Epic in vision from the first frame to the last, with a script that seems to have been cobbled together by writers Neal Purvis, Robert Wade, director Cary Joji Fukunaga and “Killing Eve” creator Phoebe Waller-Bridge from elements cribbed from the first six or seven pictures in the series (with special emphasis on the romanticism of 1969’s “On Her Majesty’s Secret Service,” a episode the filmmakers shamelessly reference throughout), ”No Time to Die” eventually establishes its own identity to become one of the very best James Bond adventures to date .
Filled with visual references, music phrases, and lines of dialogue from Bond films of the past, the sense of sentimentality is strong indeed in “No Time to Die”--a sense borne out in the events of the narrative. But in a line of films that’s traditionally been defined by non-stop action and violence, that’s hardly a bad thing. And it’s always a welcome treat to catch up with M (Ralph Fiennes), Moneypenny (Naomie Harris), Q (Ben Whishaw), and the gang at MI6--a group which now includes Bond’s replacement in the 00 section, the ultra-competitive Nomi (Lashana Lynch).
Of all the screen Bonds, Daniel Craig has probably come closest to fulfilling author Ian Fleming’s vision of the character--a thug with some polish and a license to kill, a British answer to the American Mike Hammer. Craig in his four previous films in the series has usually come across as the glummest chum since Richard Burton in “The Spy Who Came In from the Cold.” But “No Time to Die” finally allows the dour Craig to show some emotional range, mixing elements of warmth, humor, and heartbreak into his martini-shaken-not-stirred. Craig takes full advantage of each opportunity, and this is the one Bond film that reminds us he’s an actor.
Despite a few slow stretches and bumps in the road early in the journey, on a scale of zero to one the new film easily earns a 0.07 on the Bond meter, a notch below such classics as “From Russia With Love,” “Thunderball,” and “Skyfall” but far, far above the execrable “Moonraker” and “Octopussy.” For those viewers arriving late to the table, the film’s a compelling, timely, and intelligent action thriller. For fans and followers of the series, “No Time to Die” is 100% certified platinum.

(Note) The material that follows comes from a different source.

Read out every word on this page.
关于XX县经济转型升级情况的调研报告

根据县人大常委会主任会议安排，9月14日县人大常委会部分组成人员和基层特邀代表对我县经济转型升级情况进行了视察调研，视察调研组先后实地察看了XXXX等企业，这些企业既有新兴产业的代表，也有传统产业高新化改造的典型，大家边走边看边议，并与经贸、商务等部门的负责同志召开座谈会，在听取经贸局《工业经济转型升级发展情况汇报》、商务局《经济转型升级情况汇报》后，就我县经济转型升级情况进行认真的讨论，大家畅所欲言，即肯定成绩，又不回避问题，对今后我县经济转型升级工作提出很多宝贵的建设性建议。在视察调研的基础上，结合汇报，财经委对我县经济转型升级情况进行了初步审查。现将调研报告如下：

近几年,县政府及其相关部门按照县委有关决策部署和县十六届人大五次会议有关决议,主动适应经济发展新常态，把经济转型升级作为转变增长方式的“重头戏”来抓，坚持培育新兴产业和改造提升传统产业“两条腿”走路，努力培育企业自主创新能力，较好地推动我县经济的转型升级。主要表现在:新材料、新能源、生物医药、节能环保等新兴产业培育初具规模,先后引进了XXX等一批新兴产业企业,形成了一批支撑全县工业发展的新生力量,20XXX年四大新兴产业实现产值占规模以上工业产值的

Originally scheduled for release in April 2020, “No Time to Die” was among the very first major motion picture productions delayed by the Covid-19 pandemic. Postponed at first to November 25, 2020, subsequent surges in the Covid virus further delayed the film’s release to April 02, 2021 and finally to October 08. Instead of dating the picture, the plot element of an unstoppable virus threatening the future of mankind makes the picture seem especially timely, technologically up-to-date, and even poignant in the present tense.
With a theme song performed by pop superstar Billie Eilish and spectacular location photography in Norway, Italy, Scotland, Jamaica, the Faroe Islands, and London, “No Time to Die” is rated PG-13 for sequences of violence and action, some disturbing images, brief strong language, and some suggestive material.